Ninth Circuit Reviews Feds’ Birth Control Policy

Birth control pills (AP file photo)

SAN FRANCISCO (CN) – Considering for a second time a California block on controversial Trump administration rules letting employers stop covering employee birth control, the Ninth Circuit seemed poised Thursday to freeze the case until a similar one in Pennsylvania is reviewed.

U.S. Circuit Judge Susan Graber said the Third Circuit should rule on a nationwide preliminary injunction issued on Jan. 14 in Philadelphia before her court reviews a partial one entered in Oakland one day prior, on Jan. 13.

“If it upholds it, it would cover the states here on the same theories,” Graber, a Clinton appointee, said of the Third Circuit. “We would simply be giving an advisory decision at this point.”

Handed down by U.S. District Judge Haywood Gilliam Jr., the Oakland injunction covers only the 14 states that sued over the rules in the Northern District of California. The rules, which were in effect for a few hours before the Pennsylvania injunction froze them, expanded an existing church exemption and installed a new moral exemption allowing employers with religious and moral objections to birth control to stop covering it under their employee health plans. According to California and its co-plaintiffs, the new exemptions allow almost any employer to stop covering birth control.

The Affordable Care Act of 2010 requires employers to cover birth control at no cost. Religious institutions are exempt from the mandate, and nonprofits were later allowed to opt out via an accommodation requiring them to notify the government they no longer wished to provide contraception coverage, so that replacement coverage could be arranged. But under Trump’s rules, exempted entities no longer need to notify authorities of their decision to stop providing coverage.

The plaintiffs say that will create disastrous interruptions in coverage for affected women, who won’t learn their coverage has lapsed until they visit a health care provider.

It is unclear whether the Pennsylvania ruling invalidated Gilliam’s, and in April, the Ninth Circuit ordered supplemental briefing on the matter. Graber seemed Thursday to think it had and signaled she would vote to stay the California appeal until her East Coast colleagues rule.

“If the Third Circuit upholds it, it’s utterly meaningless for us to disagree,” she told Justice Department attorney Brinton Lucas. “If the Third Circuit doesn’t, we can take up the case at that time for a decision. Why isn’t that the logical and appropriate approach?”

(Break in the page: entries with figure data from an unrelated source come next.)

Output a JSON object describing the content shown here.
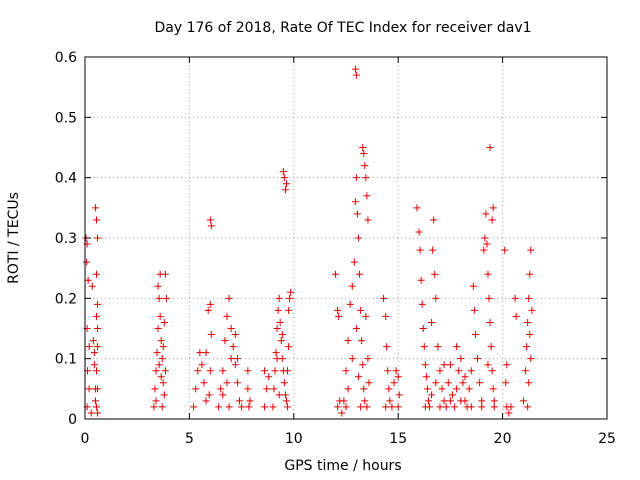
{
  "chart_data": {
    "type": "scatter",
    "title": "Day 176 of 2018, Rate Of TEC Index for receiver dav1",
    "xlabel": "GPS time / hours",
    "ylabel": "ROTI / TECUs",
    "xlim": [
      0,
      25
    ],
    "ylim": [
      0,
      0.6
    ],
    "xticks": [
      "0",
      "5",
      "10",
      "15",
      "20",
      "25"
    ],
    "yticks": [
      "0",
      "0.1",
      "0.2",
      "0.3",
      "0.4",
      "0.5",
      "0.6"
    ],
    "grid": true,
    "marker": "+",
    "color": "#e00000",
    "series": [
      {
        "name": "dav1",
        "points": [
          [
            0.05,
            0.3
          ],
          [
            0.1,
            0.29
          ],
          [
            0.08,
            0.26
          ],
          [
            0.15,
            0.23
          ],
          [
            0.1,
            0.15
          ],
          [
            0.2,
            0.12
          ],
          [
            0.12,
            0.08
          ],
          [
            0.2,
            0.05
          ],
          [
            0.1,
            0.02
          ],
          [
            0.3,
            0.01
          ],
          [
            0.35,
            0.22
          ],
          [
            0.4,
            0.13
          ],
          [
            0.45,
            0.09
          ],
          [
            0.5,
            0.05
          ],
          [
            0.5,
            0.03
          ],
          [
            0.45,
            0.11
          ],
          [
            0.5,
            0.35
          ],
          [
            0.55,
            0.33
          ],
          [
            0.6,
            0.3
          ],
          [
            0.55,
            0.24
          ],
          [
            0.6,
            0.19
          ],
          [
            0.55,
            0.17
          ],
          [
            0.6,
            0.15
          ],
          [
            0.6,
            0.12
          ],
          [
            0.55,
            0.08
          ],
          [
            0.6,
            0.05
          ],
          [
            0.55,
            0.02
          ],
          [
            0.6,
            0.01
          ],
          [
            3.3,
            0.02
          ],
          [
            3.35,
            0.05
          ],
          [
            3.4,
            0.08
          ],
          [
            3.45,
            0.11
          ],
          [
            3.5,
            0.15
          ],
          [
            3.55,
            0.2
          ],
          [
            3.6,
            0.24
          ],
          [
            3.5,
            0.22
          ],
          [
            3.6,
            0.17
          ],
          [
            3.65,
            0.13
          ],
          [
            3.7,
            0.1
          ],
          [
            3.75,
            0.06
          ],
          [
            3.8,
            0.04
          ],
          [
            3.7,
            0.02
          ],
          [
            3.9,
            0.2
          ],
          [
            3.85,
            0.24
          ],
          [
            3.8,
            0.16
          ],
          [
            3.75,
            0.12
          ],
          [
            3.4,
            0.03
          ],
          [
            3.55,
            0.09
          ],
          [
            3.65,
            0.07
          ],
          [
            3.85,
            0.08
          ],
          [
            5.2,
            0.02
          ],
          [
            5.3,
            0.05
          ],
          [
            5.4,
            0.08
          ],
          [
            5.5,
            0.11
          ],
          [
            5.6,
            0.09
          ],
          [
            5.7,
            0.06
          ],
          [
            5.8,
            0.03
          ],
          [
            5.9,
            0.18
          ],
          [
            6.0,
            0.19
          ],
          [
            6.05,
            0.14
          ],
          [
            6.0,
            0.08
          ],
          [
            5.95,
            0.04
          ],
          [
            5.8,
            0.11
          ],
          [
            6.0,
            0.33
          ],
          [
            6.05,
            0.32
          ],
          [
            6.4,
            0.02
          ],
          [
            6.5,
            0.05
          ],
          [
            6.6,
            0.08
          ],
          [
            6.7,
            0.13
          ],
          [
            6.8,
            0.17
          ],
          [
            6.9,
            0.2
          ],
          [
            7.0,
            0.15
          ],
          [
            7.1,
            0.12
          ],
          [
            7.2,
            0.09
          ],
          [
            7.3,
            0.06
          ],
          [
            7.4,
            0.03
          ],
          [
            7.5,
            0.02
          ],
          [
            7.0,
            0.1
          ],
          [
            6.8,
            0.06
          ],
          [
            7.2,
            0.14
          ],
          [
            7.3,
            0.1
          ],
          [
            6.6,
            0.04
          ],
          [
            6.9,
            0.02
          ],
          [
            7.8,
            0.08
          ],
          [
            7.9,
            0.03
          ],
          [
            7.85,
            0.02
          ],
          [
            7.8,
            0.05
          ],
          [
            8.6,
            0.02
          ],
          [
            8.7,
            0.05
          ],
          [
            8.8,
            0.07
          ],
          [
            8.6,
            0.08
          ],
          [
            9.0,
            0.02
          ],
          [
            9.05,
            0.05
          ],
          [
            9.1,
            0.08
          ],
          [
            9.15,
            0.11
          ],
          [
            9.2,
            0.15
          ],
          [
            9.25,
            0.18
          ],
          [
            9.3,
            0.2
          ],
          [
            9.35,
            0.16
          ],
          [
            9.4,
            0.13
          ],
          [
            9.45,
            0.1
          ],
          [
            9.5,
            0.08
          ],
          [
            9.55,
            0.06
          ],
          [
            9.6,
            0.04
          ],
          [
            9.65,
            0.03
          ],
          [
            9.7,
            0.02
          ],
          [
            9.75,
            0.18
          ],
          [
            9.8,
            0.2
          ],
          [
            9.85,
            0.21
          ],
          [
            9.75,
            0.12
          ],
          [
            9.7,
            0.08
          ],
          [
            9.2,
            0.1
          ],
          [
            9.3,
            0.04
          ],
          [
            9.45,
            0.14
          ],
          [
            9.5,
            0.41
          ],
          [
            9.55,
            0.4
          ],
          [
            9.6,
            0.38
          ],
          [
            9.65,
            0.39
          ],
          [
            12.0,
            0.24
          ],
          [
            12.1,
            0.18
          ],
          [
            12.15,
            0.17
          ],
          [
            12.2,
            0.03
          ],
          [
            12.3,
            0.01
          ],
          [
            12.1,
            0.02
          ],
          [
            12.4,
            0.03
          ],
          [
            12.5,
            0.08
          ],
          [
            12.6,
            0.13
          ],
          [
            12.7,
            0.19
          ],
          [
            12.8,
            0.22
          ],
          [
            12.9,
            0.26
          ],
          [
            12.95,
            0.36
          ],
          [
            13.0,
            0.4
          ],
          [
            13.05,
            0.34
          ],
          [
            13.1,
            0.3
          ],
          [
            13.15,
            0.24
          ],
          [
            13.2,
            0.18
          ],
          [
            13.25,
            0.13
          ],
          [
            13.3,
            0.09
          ],
          [
            13.35,
            0.05
          ],
          [
            13.4,
            0.03
          ],
          [
            13.5,
            0.02
          ],
          [
            13.6,
            0.06
          ],
          [
            13.55,
            0.1
          ],
          [
            13.45,
            0.17
          ],
          [
            12.6,
            0.05
          ],
          [
            12.8,
            0.1
          ],
          [
            13.0,
            0.15
          ],
          [
            13.1,
            0.07
          ],
          [
            13.2,
            0.02
          ],
          [
            12.5,
            0.02
          ],
          [
            12.95,
            0.58
          ],
          [
            13.0,
            0.57
          ],
          [
            13.3,
            0.45
          ],
          [
            13.35,
            0.44
          ],
          [
            13.4,
            0.42
          ],
          [
            13.45,
            0.4
          ],
          [
            13.5,
            0.37
          ],
          [
            13.55,
            0.33
          ],
          [
            14.3,
            0.2
          ],
          [
            14.4,
            0.17
          ],
          [
            14.45,
            0.12
          ],
          [
            14.5,
            0.08
          ],
          [
            14.55,
            0.05
          ],
          [
            14.6,
            0.03
          ],
          [
            14.7,
            0.02
          ],
          [
            14.8,
            0.06
          ],
          [
            14.9,
            0.08
          ],
          [
            15.0,
            0.07
          ],
          [
            15.05,
            0.04
          ],
          [
            15.0,
            0.02
          ],
          [
            14.4,
            0.02
          ],
          [
            15.9,
            0.35
          ],
          [
            16.0,
            0.31
          ],
          [
            16.05,
            0.28
          ],
          [
            16.1,
            0.23
          ],
          [
            16.15,
            0.19
          ],
          [
            16.2,
            0.15
          ],
          [
            16.25,
            0.12
          ],
          [
            16.3,
            0.09
          ],
          [
            16.35,
            0.07
          ],
          [
            16.4,
            0.05
          ],
          [
            16.45,
            0.03
          ],
          [
            16.5,
            0.02
          ],
          [
            16.6,
            0.16
          ],
          [
            16.65,
            0.28
          ],
          [
            16.7,
            0.33
          ],
          [
            16.75,
            0.24
          ],
          [
            16.8,
            0.2
          ],
          [
            16.9,
            0.12
          ],
          [
            17.0,
            0.08
          ],
          [
            17.1,
            0.05
          ],
          [
            17.2,
            0.03
          ],
          [
            17.3,
            0.02
          ],
          [
            17.4,
            0.06
          ],
          [
            17.5,
            0.09
          ],
          [
            17.6,
            0.04
          ],
          [
            17.7,
            0.02
          ],
          [
            17.8,
            0.05
          ],
          [
            17.9,
            0.08
          ],
          [
            18.0,
            0.1
          ],
          [
            18.1,
            0.06
          ],
          [
            18.2,
            0.03
          ],
          [
            18.3,
            0.02
          ],
          [
            18.4,
            0.05
          ],
          [
            18.5,
            0.08
          ],
          [
            18.6,
            0.22
          ],
          [
            18.65,
            0.18
          ],
          [
            18.7,
            0.14
          ],
          [
            18.8,
            0.1
          ],
          [
            18.9,
            0.06
          ],
          [
            19.0,
            0.03
          ],
          [
            19.1,
            0.28
          ],
          [
            19.15,
            0.3
          ],
          [
            19.2,
            0.34
          ],
          [
            19.25,
            0.29
          ],
          [
            19.3,
            0.24
          ],
          [
            19.35,
            0.2
          ],
          [
            19.4,
            0.16
          ],
          [
            19.45,
            0.12
          ],
          [
            19.5,
            0.08
          ],
          [
            19.55,
            0.05
          ],
          [
            19.6,
            0.03
          ],
          [
            19.6,
            0.02
          ],
          [
            16.3,
            0.02
          ],
          [
            16.6,
            0.04
          ],
          [
            17.0,
            0.02
          ],
          [
            17.5,
            0.03
          ],
          [
            18.0,
            0.03
          ],
          [
            18.5,
            0.02
          ],
          [
            19.0,
            0.02
          ],
          [
            16.8,
            0.06
          ],
          [
            17.2,
            0.09
          ],
          [
            17.8,
            0.12
          ],
          [
            18.2,
            0.07
          ],
          [
            19.3,
            0.09
          ],
          [
            19.4,
            0.45
          ],
          [
            19.55,
            0.35
          ],
          [
            19.5,
            0.33
          ],
          [
            20.1,
            0.28
          ],
          [
            20.2,
            0.09
          ],
          [
            20.15,
            0.06
          ],
          [
            20.2,
            0.02
          ],
          [
            20.3,
            0.01
          ],
          [
            20.4,
            0.02
          ],
          [
            20.6,
            0.2
          ],
          [
            20.65,
            0.17
          ],
          [
            21.0,
            0.03
          ],
          [
            21.1,
            0.08
          ],
          [
            21.15,
            0.12
          ],
          [
            21.2,
            0.16
          ],
          [
            21.25,
            0.2
          ],
          [
            21.3,
            0.24
          ],
          [
            21.35,
            0.28
          ],
          [
            21.3,
            0.14
          ],
          [
            21.25,
            0.06
          ],
          [
            21.2,
            0.02
          ],
          [
            21.4,
            0.18
          ],
          [
            21.35,
            0.1
          ]
        ]
      }
    ]
  }
}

Lucas said an unfavorable Third Circuit ruling would mean an appeal to the U.S. Supreme Court. The ongoing fight would require relief from the Ninth Circuit in the 14 plaintiff states covered under Gilliam’s order, he said.

The argument prompted a withering reply from Graber, who noted government counsel recently told the Third Circuit that “if we win that appeal in the Ninth Circuit, it will be utterly meaningless if this court affirms the nationwide injunction.”

“That contradicts what counsel said to the Third Circuit. That flatly contradicts it,” Graber said.

Lucas countered that waiting would “chill discussions and debates among the circuits.” But he did not object to the panel ruling on just discretion for now.

Appellate courts review a trial judge’s grant of a preliminary injunction for “abuse of discretion” in finding a plaintiff was likely to succeed on the merits of its claims. Merits-based rulings can be made later.

Last December, the same Ninth Circuit panel held that Judge Gilliam had not abused his discretion in issuing a nationwide injunction against the contraception rules, but narrowed it to the five states suing at the time.

The plaintiffs added nine states to the suit for a total of 14 and again moved for a nationwide injunction. Gilliam, an Obama appointee, granted it in January but limited it to the plaintiffs, citing the Ninth Circuit’s recent ruling.

The panel could arguably again rule for the plaintiffs on discretion – the renewed suit is largely based on the same legal theories and Gilliam made similar findings.

Arguing for anti-abortion group and intervenor March for Life, Ken Connelly encouraged the three-judge panel to rule now because no new evidence will be filed in the case before Gilliam rules on summary judgment later this year, an argument Senior U.S. Circuit Judge Andrew Kleinfeld appeared to accept.

“So it’s basically like a petition for review of an administrative determination,” said Kleinfeld, a George H.W. Bush appointee. Earlier, Kleinfeld said the case was unlikely to go to trial.

Disputing Connelly’s assertions, California Deputy Attorney General Karli Eisenberg said additional evidence will in fact be filed. That includes evidence supporting the states’ constitutional claim that the rules will harm women who, for example, become pregnant after losing contraception coverage, she said. She added that arguments the administration acted arbitrarily and capriciously will change “the next time if we’re back in front of this court again on that issue.”

Senior U.S. Circuit Judge J. Clifford Wallace, a Nixon appointee, seemed to sum up how the panel may rule.

“So all we have to do now is determine whether the district court abused its discretion in granting an injunction now until we have the full record,” he told Eisenberg. “And then we’ll have a different review, which will be more difficult for you when it comes up after the permanent injunction.”

“I believe that is correct,” she replied.